Great to put a few faces to names as well.

Cheers,

Ewan

----------


## Trog

'twas good to see you and to have an update. Very much looking forward to wing morph results!  Was it you or Fiona (or both?) who put up a slide of a map of Scotland with results?  I couldn't see it clearly via Skype and wonder if you could put a copy up here?

----------


## Jimbo

Hi Ewan,

I was interested in your comment about you keeping the varroa in an artificial system.
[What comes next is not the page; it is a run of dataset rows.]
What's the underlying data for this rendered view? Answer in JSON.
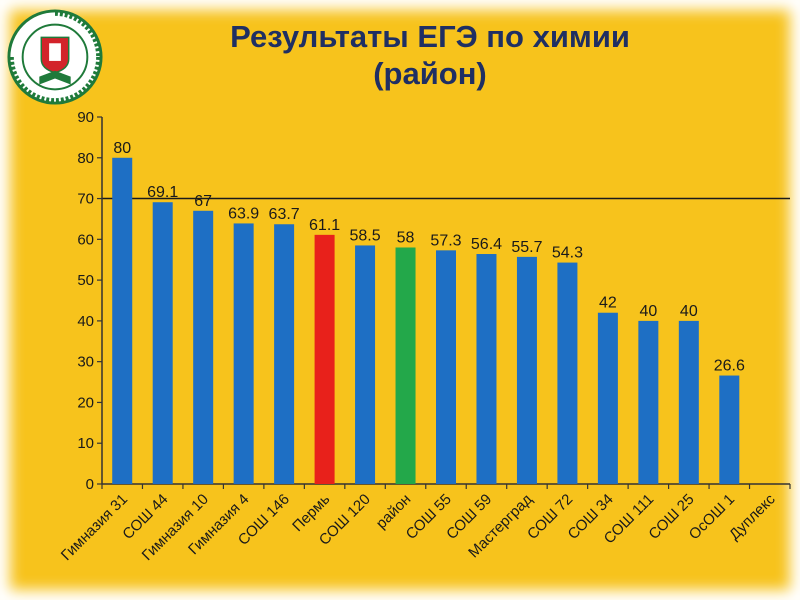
{
  "slide": {
    "title_line1": "Результаты ЕГЭ по химии",
    "title_line2": "(район)",
    "emblem_text": "Администрация города Перми — департамент образования"
  },
  "colors": {
    "background": "#f7c31c",
    "title": "#1f2f63",
    "bar_default": "#1e6fc4",
    "bar_highlight_red": "#e8211b",
    "bar_highlight_green": "#23a84a"
  },
  "chart_data": {
    "type": "bar",
    "title": "Результаты ЕГЭ по химии (район)",
    "xlabel": "",
    "ylabel": "",
    "ylim": [
      0,
      90
    ],
    "yticks": [
      0,
      10,
      20,
      30,
      40,
      50,
      60,
      70,
      80,
      90
    ],
    "grid": "horizontal gridline at 70",
    "legend": "none",
    "categories": [
      "Гимназия 31",
      "СОШ 44",
      "Гимназия 10",
      "Гимназия 4",
      "СОШ 146",
      "Пермь",
      "СОШ 120",
      "район",
      "СОШ 55",
      "СОШ 59",
      "Мастерград",
      "СОШ 72",
      "СОШ 34",
      "СОШ 111",
      "СОШ 25",
      "ОсОШ 1",
      "Дуплекс"
    ],
    "values": [
      80,
      69.1,
      67,
      63.9,
      63.7,
      61.1,
      58.5,
      58,
      57.3,
      56.4,
      55.7,
      54.3,
      42,
      40,
      40,
      26.6,
      null
    ],
    "labels": [
      "80",
      "69.1",
      "67",
      "63.9",
      "63.7",
      "61.1",
      "58.5",
      "58",
      "57.3",
      "56.4",
      "55.7",
      "54.3",
      "42",
      "40",
      "40",
      "26.6",
      ""
    ],
    "bar_colors": [
      "blue",
      "blue",
      "blue",
      "blue",
      "blue",
      "red",
      "blue",
      "green",
      "blue",
      "blue",
      "blue",
      "blue",
      "blue",
      "blue",
      "blue",
      "blue",
      "blue"
    ]
  }
}
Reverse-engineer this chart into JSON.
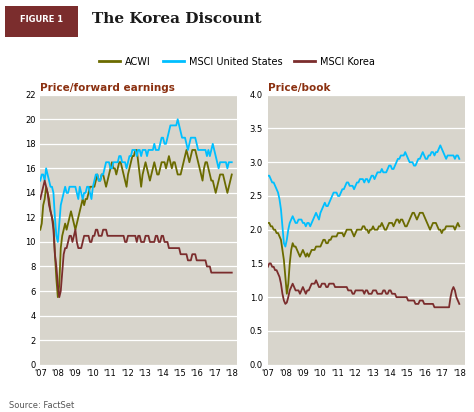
{
  "title": "The Korea Discount",
  "figure_label": "FIGURE 1",
  "source": "Source: FactSet",
  "legend": [
    "ACWI",
    "MSCI United States",
    "MSCI Korea"
  ],
  "colors": {
    "acwi": "#6B6B00",
    "msci_us": "#00BFFF",
    "msci_korea": "#7B2D2D"
  },
  "left_title": "Price/forward earnings",
  "right_title": "Price/book",
  "left_ylim": [
    0,
    22
  ],
  "right_ylim": [
    0.0,
    4.0
  ],
  "left_yticks": [
    0,
    2,
    4,
    6,
    8,
    10,
    12,
    14,
    16,
    18,
    20,
    22
  ],
  "right_yticks": [
    0.0,
    0.5,
    1.0,
    1.5,
    2.0,
    2.5,
    3.0,
    3.5,
    4.0
  ],
  "background_color": "#D8D5CC",
  "grid_color": "#FFFFFF",
  "title_bg_color": "#7B2D2D",
  "subplot_title_color": "#8B3010",
  "title_text_color": "#FFFFFF",
  "acwi_pe": [
    11.0,
    11.5,
    13.0,
    13.5,
    14.5,
    14.0,
    13.5,
    12.5,
    12.0,
    11.5,
    9.0,
    7.0,
    5.5,
    6.5,
    9.5,
    10.5,
    11.0,
    11.5,
    11.0,
    11.5,
    12.0,
    12.5,
    12.0,
    11.5,
    11.0,
    11.5,
    12.0,
    12.5,
    13.0,
    13.5,
    13.0,
    13.5,
    13.5,
    14.0,
    14.5,
    14.5,
    14.5,
    14.5,
    15.0,
    15.5,
    15.0,
    15.0,
    15.5,
    15.5,
    15.0,
    14.5,
    15.0,
    15.5,
    16.0,
    16.5,
    16.0,
    16.0,
    15.5,
    16.0,
    16.5,
    16.5,
    16.0,
    15.5,
    15.0,
    14.5,
    15.5,
    16.0,
    16.5,
    17.0,
    17.0,
    17.5,
    17.5,
    16.5,
    15.5,
    14.5,
    15.5,
    16.0,
    16.5,
    16.0,
    15.5,
    15.0,
    15.5,
    16.0,
    16.5,
    16.0,
    15.5,
    15.5,
    16.0,
    16.5,
    16.5,
    16.5,
    16.0,
    16.5,
    17.0,
    16.5,
    16.0,
    16.5,
    16.5,
    16.0,
    15.5,
    15.5,
    15.5,
    16.0,
    16.5,
    17.0,
    17.5,
    17.0,
    16.5,
    17.0,
    17.5,
    17.5,
    17.5,
    17.0,
    16.5,
    16.0,
    15.5,
    15.0,
    16.0,
    16.5,
    16.5,
    16.0,
    15.5,
    15.0,
    15.0,
    14.5,
    14.0,
    14.5,
    15.0,
    15.5,
    15.5,
    15.5,
    15.0,
    14.5,
    14.0,
    14.5,
    15.0,
    15.5
  ],
  "us_pe": [
    15.0,
    15.5,
    15.5,
    15.0,
    16.0,
    15.5,
    15.0,
    14.5,
    14.5,
    14.0,
    12.0,
    10.5,
    10.0,
    11.5,
    13.0,
    13.5,
    14.0,
    14.5,
    14.0,
    14.0,
    14.5,
    14.5,
    14.5,
    14.5,
    14.5,
    14.0,
    13.5,
    14.5,
    14.0,
    13.5,
    14.0,
    14.0,
    14.5,
    14.5,
    14.0,
    13.5,
    14.5,
    15.0,
    15.5,
    15.5,
    15.0,
    15.0,
    15.5,
    15.5,
    16.0,
    16.5,
    16.5,
    16.5,
    16.0,
    16.0,
    16.5,
    16.5,
    16.5,
    16.5,
    17.0,
    17.0,
    16.5,
    16.5,
    16.5,
    16.0,
    16.5,
    17.0,
    17.0,
    17.5,
    17.5,
    17.5,
    17.0,
    17.5,
    17.5,
    17.0,
    17.5,
    17.5,
    17.5,
    17.0,
    17.5,
    17.5,
    17.5,
    17.5,
    18.0,
    17.5,
    17.5,
    17.5,
    18.0,
    18.5,
    18.5,
    18.0,
    18.0,
    18.5,
    19.0,
    19.5,
    19.5,
    19.5,
    19.5,
    19.5,
    20.0,
    19.5,
    19.0,
    18.5,
    18.5,
    18.5,
    18.0,
    17.5,
    18.0,
    18.5,
    18.5,
    18.5,
    18.5,
    18.0,
    17.5,
    17.5,
    17.5,
    17.5,
    17.5,
    17.5,
    17.0,
    17.5,
    17.0,
    17.5,
    18.0,
    17.5,
    17.0,
    16.5,
    16.0,
    16.5,
    16.5,
    16.5,
    16.5,
    16.5,
    16.0,
    16.5,
    16.5,
    16.5
  ],
  "korea_pe": [
    13.5,
    14.0,
    14.5,
    15.0,
    14.5,
    14.0,
    13.0,
    12.5,
    12.0,
    11.0,
    9.0,
    8.0,
    6.5,
    5.5,
    6.0,
    7.5,
    9.0,
    9.5,
    9.5,
    10.0,
    10.5,
    10.5,
    10.0,
    10.5,
    11.0,
    10.0,
    9.5,
    9.5,
    9.5,
    10.0,
    10.5,
    10.5,
    10.5,
    10.5,
    10.0,
    10.0,
    10.5,
    10.5,
    11.0,
    11.0,
    10.5,
    10.5,
    10.5,
    11.0,
    11.0,
    11.0,
    10.5,
    10.5,
    10.5,
    10.5,
    10.5,
    10.5,
    10.5,
    10.5,
    10.5,
    10.5,
    10.5,
    10.5,
    10.0,
    10.0,
    10.5,
    10.5,
    10.5,
    10.5,
    10.5,
    10.5,
    10.0,
    10.5,
    10.5,
    10.0,
    10.0,
    10.0,
    10.5,
    10.5,
    10.5,
    10.0,
    10.0,
    10.0,
    10.0,
    10.5,
    10.5,
    10.0,
    10.0,
    10.5,
    10.5,
    10.0,
    10.0,
    10.0,
    9.5,
    9.5,
    9.5,
    9.5,
    9.5,
    9.5,
    9.5,
    9.5,
    9.0,
    9.0,
    9.0,
    9.0,
    9.0,
    8.5,
    8.5,
    8.5,
    9.0,
    9.0,
    9.0,
    8.5,
    8.5,
    8.5,
    8.5,
    8.5,
    8.5,
    8.5,
    8.0,
    8.0,
    8.0,
    7.5,
    7.5,
    7.5,
    7.5,
    7.5,
    7.5,
    7.5,
    7.5,
    7.5,
    7.5,
    7.5,
    7.5,
    7.5,
    7.5,
    7.5
  ],
  "acwi_pb": [
    2.1,
    2.1,
    2.05,
    2.05,
    2.0,
    2.0,
    1.95,
    1.95,
    1.9,
    1.85,
    1.7,
    1.55,
    1.3,
    1.05,
    1.2,
    1.5,
    1.7,
    1.8,
    1.75,
    1.75,
    1.7,
    1.65,
    1.6,
    1.65,
    1.7,
    1.65,
    1.6,
    1.65,
    1.6,
    1.65,
    1.7,
    1.7,
    1.7,
    1.75,
    1.75,
    1.75,
    1.75,
    1.8,
    1.85,
    1.85,
    1.8,
    1.8,
    1.85,
    1.85,
    1.9,
    1.9,
    1.9,
    1.9,
    1.95,
    1.95,
    1.95,
    1.95,
    1.9,
    1.95,
    2.0,
    2.0,
    2.0,
    2.0,
    1.95,
    1.9,
    1.95,
    2.0,
    2.0,
    2.0,
    2.0,
    2.05,
    2.05,
    2.0,
    2.0,
    1.95,
    2.0,
    2.0,
    2.05,
    2.0,
    2.0,
    2.0,
    2.05,
    2.05,
    2.1,
    2.05,
    2.0,
    2.0,
    2.05,
    2.1,
    2.1,
    2.1,
    2.05,
    2.1,
    2.15,
    2.15,
    2.1,
    2.15,
    2.15,
    2.1,
    2.05,
    2.05,
    2.1,
    2.15,
    2.2,
    2.25,
    2.25,
    2.2,
    2.15,
    2.2,
    2.25,
    2.25,
    2.25,
    2.2,
    2.15,
    2.1,
    2.05,
    2.0,
    2.05,
    2.1,
    2.1,
    2.1,
    2.05,
    2.0,
    2.0,
    1.95,
    2.0,
    2.0,
    2.05,
    2.05,
    2.05,
    2.05,
    2.05,
    2.05,
    2.0,
    2.05,
    2.1,
    2.05
  ],
  "us_pb": [
    2.8,
    2.8,
    2.75,
    2.7,
    2.7,
    2.65,
    2.6,
    2.55,
    2.45,
    2.3,
    2.05,
    1.8,
    1.75,
    1.85,
    2.0,
    2.1,
    2.15,
    2.2,
    2.15,
    2.1,
    2.1,
    2.15,
    2.15,
    2.15,
    2.1,
    2.1,
    2.05,
    2.1,
    2.1,
    2.05,
    2.1,
    2.15,
    2.2,
    2.25,
    2.2,
    2.15,
    2.25,
    2.3,
    2.35,
    2.4,
    2.35,
    2.35,
    2.4,
    2.45,
    2.5,
    2.55,
    2.55,
    2.55,
    2.5,
    2.5,
    2.55,
    2.6,
    2.6,
    2.65,
    2.7,
    2.7,
    2.65,
    2.65,
    2.65,
    2.6,
    2.65,
    2.7,
    2.7,
    2.75,
    2.75,
    2.75,
    2.7,
    2.75,
    2.75,
    2.7,
    2.75,
    2.8,
    2.8,
    2.75,
    2.8,
    2.85,
    2.85,
    2.85,
    2.9,
    2.85,
    2.85,
    2.85,
    2.9,
    2.95,
    2.95,
    2.9,
    2.9,
    2.95,
    3.0,
    3.05,
    3.05,
    3.1,
    3.1,
    3.1,
    3.15,
    3.1,
    3.05,
    3.0,
    3.0,
    3.0,
    2.95,
    2.95,
    3.0,
    3.05,
    3.05,
    3.1,
    3.15,
    3.1,
    3.05,
    3.05,
    3.1,
    3.1,
    3.15,
    3.15,
    3.1,
    3.15,
    3.15,
    3.2,
    3.25,
    3.2,
    3.15,
    3.1,
    3.05,
    3.1,
    3.1,
    3.1,
    3.1,
    3.1,
    3.05,
    3.1,
    3.1,
    3.05
  ],
  "korea_pb": [
    1.45,
    1.5,
    1.5,
    1.45,
    1.45,
    1.4,
    1.4,
    1.35,
    1.3,
    1.2,
    1.05,
    0.95,
    0.9,
    0.92,
    1.0,
    1.1,
    1.15,
    1.2,
    1.15,
    1.1,
    1.1,
    1.1,
    1.05,
    1.1,
    1.15,
    1.1,
    1.05,
    1.1,
    1.1,
    1.15,
    1.2,
    1.2,
    1.2,
    1.25,
    1.2,
    1.15,
    1.15,
    1.2,
    1.2,
    1.2,
    1.15,
    1.15,
    1.2,
    1.2,
    1.2,
    1.2,
    1.15,
    1.15,
    1.15,
    1.15,
    1.15,
    1.15,
    1.15,
    1.15,
    1.15,
    1.1,
    1.1,
    1.1,
    1.05,
    1.05,
    1.1,
    1.1,
    1.1,
    1.1,
    1.1,
    1.1,
    1.05,
    1.1,
    1.1,
    1.05,
    1.05,
    1.05,
    1.1,
    1.1,
    1.1,
    1.05,
    1.05,
    1.05,
    1.05,
    1.1,
    1.1,
    1.05,
    1.05,
    1.1,
    1.1,
    1.05,
    1.05,
    1.05,
    1.0,
    1.0,
    1.0,
    1.0,
    1.0,
    1.0,
    1.0,
    1.0,
    0.95,
    0.95,
    0.95,
    0.95,
    0.95,
    0.9,
    0.9,
    0.9,
    0.95,
    0.95,
    0.95,
    0.9,
    0.9,
    0.9,
    0.9,
    0.9,
    0.9,
    0.9,
    0.85,
    0.85,
    0.85,
    0.85,
    0.85,
    0.85,
    0.85,
    0.85,
    0.85,
    0.85,
    0.85,
    1.0,
    1.1,
    1.15,
    1.1,
    1.0,
    0.95,
    0.9
  ]
}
If possible could you expand on this and explain how you would achieve this. e.g do you need to make 'artificial bee blood' for the varroa to feed on.

----------


## Phil McAnespie

Hi Ewan,
It was really good to see you on Saturday.  I'm just so sorry that time was our enemy as we could have thoroughly enjoyed hearing more about the RNAi research.  I have no doubts that the associations will be getting in touch with you soon.  There is a definite interest and to be at the starting point of potentially world class research is so exciting.  I am so looking forward to the future of beekeeping in Scotland and as you said we are a country which punches well above our weight in many different world matters.  Beekeeping need not be any less. With drive and determination we can really put Scotland on the world stage and who knows, but in 2021 when Apimondia comes to Scotland (there's confidence for you) then the research programmes here will be 
there for all to see.  Many thanks again and look forward to speaking with you and Alan soon.  Best wishes.  Phil

----------